I blogged recently about an Eighth Circuit decision where the court concluded that a deferred compensation agreement with a single employee did not constitute an ERISA plan. I warned employers that courts do not always accept an employer’s characterization of a plan or program as being covered by ERISA. Another example of this phenomenon is Behjou v. Bank of America Group Benefits Program.
In Behjou, the employee sued the Bank of America claiming that he was improperly denied long term disability benefits and underpaid short term disability benefits. His claims included state law claims for failure to pay salary and intentional infliction of emotional distress. The Bank of America claimed that both the long term disability plan and the short term disability plan were ERISA plans so any state law claims were preempted.
The court looked at the Department of Labor’s regulation under ERISA that distinguishes payroll practices from ERISA plans for short term disability arrangements. Even though the Bank of America’s program was an integrated program of short and long term disability benefits, the court concluded that the short term disability program met the requirements of a payroll practice and therefore it was not an ERISA plan and state law claims were not preempted.
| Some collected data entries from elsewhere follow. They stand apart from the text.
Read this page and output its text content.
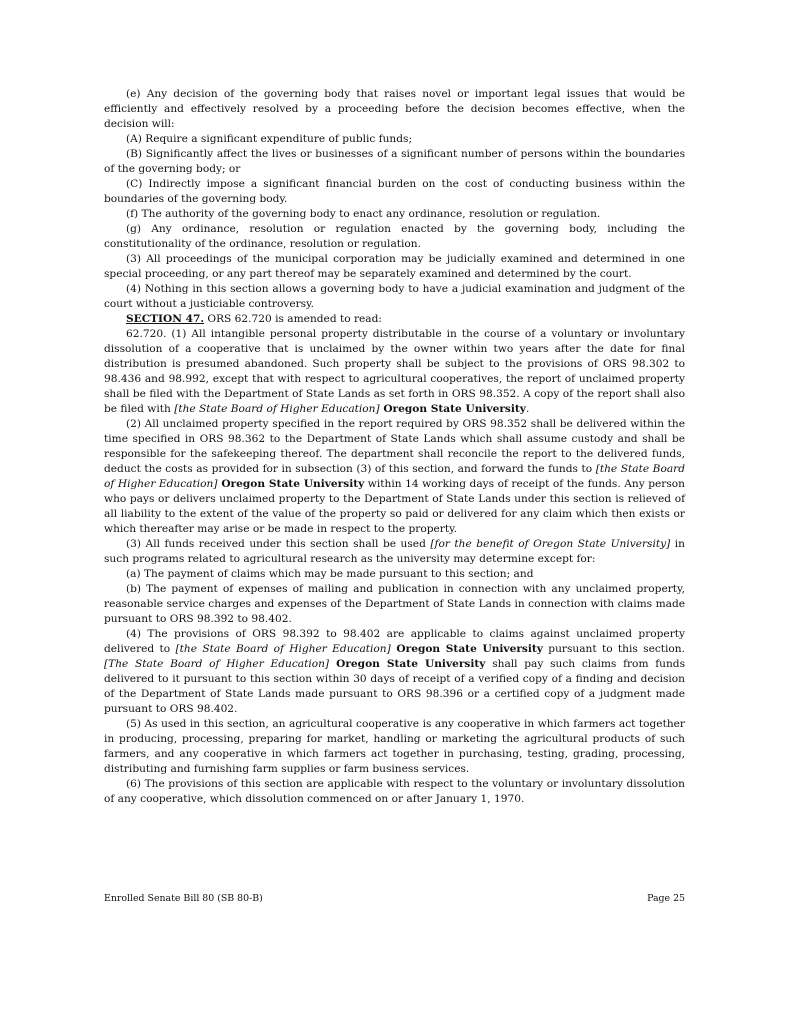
(e) Any decision of the governing body that raises novel or important legal issues that would be efficiently and effectively resolved by a proceeding before the decision becomes effective, when the decision will:

(A) Require a significant expenditure of public funds;

(B) Significantly affect the lives or businesses of a significant number of persons within the boundaries of the governing body; or

(C) Indirectly impose a significant financial burden on the cost of conducting business within the boundaries of the governing body.

(f) The authority of the governing body to enact any ordinance, resolution or regulation.

(g) Any ordinance, resolution or regulation enacted by the governing body, including the constitutionality of the ordinance, resolution or regulation.

(3) All proceedings of the municipal corporation may be judicially examined and determined in one special proceeding, or any part thereof may be separately examined and determined by the court.

(4) Nothing in this section allows a governing body to have a judicial examination and judgment of the court without a justiciable controversy.

SECTION 47. ORS 62.720 is amended to read:

62.720. (1) All intangible personal property distributable in the course of a voluntary or involuntary dissolution of a cooperative that is unclaimed by the owner within two years after the date for final distribution is presumed abandoned. Such property shall be subject to the provisions of ORS 98.302 to 98.436 and 98.992, except that with respect to agricultural cooperatives, the report of unclaimed property shall be filed with the Department of State Lands as set forth in ORS 98.352. A copy of the report shall also be filed with [the State Board of Higher Education] Oregon State University.

(2) All unclaimed property specified in the report required by ORS 98.352 shall be delivered within the time specified in ORS 98.362 to the Department of State Lands which shall assume custody and shall be responsible for the safekeeping thereof. The department shall reconcile the report to the delivered funds, deduct the costs as provided for in subsection (3) of this section, and forward the funds to [the State Board of Higher Education] Oregon State University within 14 working days of receipt of the funds. Any person who pays or delivers unclaimed property to the Department of State Lands under this section is relieved of all liability to the extent of the value of the property so paid or delivered for any claim which then exists or which thereafter may arise or be made in respect to the property.

(3) All funds received under this section shall be used [for the benefit of Oregon State University] in such programs related to agricultural research as the university may determine except for:

(a) The payment of claims which may be made pursuant to this section; and

(b) The payment of expenses of mailing and publication in connection with any unclaimed property, reasonable service charges and expenses of the Department of State Lands in connection with claims made pursuant to ORS 98.392 to 98.402.

(4) The provisions of ORS 98.392 to 98.402 are applicable to claims against unclaimed property delivered to [the State Board of Higher Education] Oregon State University pursuant to this section. [The State Board of Higher Education] Oregon State University shall pay such claims from funds delivered to it pursuant to this section within 30 days of receipt of a verified copy of a finding and decision of the Department of State Lands made pursuant to ORS 98.396 or a certified copy of a judgment made pursuant to ORS 98.402.

(5) As used in this section, an agricultural cooperative is any cooperative in which farmers act together in producing, processing, preparing for market, handling or marketing the agricultural products of such farmers, and any cooperative in which farmers act together in purchasing, testing, grading, processing, distributing and furnishing farm supplies or farm business services.

(6) The provisions of this section are applicable with respect to the voluntary or involuntary dissolution of any cooperative, which dissolution commenced on or after January 1, 1970.

Enrolled Senate Bill 80 (SB 80-B)	Page 25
Unfortunately, for a typical short term disability arrangement, the only way that an employer can be certain that the program is not a payroll practice is to insure the benefit, rather than having it paid from the employer’s general assets. That is typically more expensive than self-funding the benefit. The employer can also ask the Department of Labor for an advisory opinion on the status of the employer’s short term disability arrangement. However, those requests are typically for rulings that the arrangement is not an ERISA plan. Thus, even if the employer treats the program as an ERISA plan, including filing Form 5500s and following ERISA claims procedures, there is no guarantee that the courts will agree that the arrangement is subject to ERISA.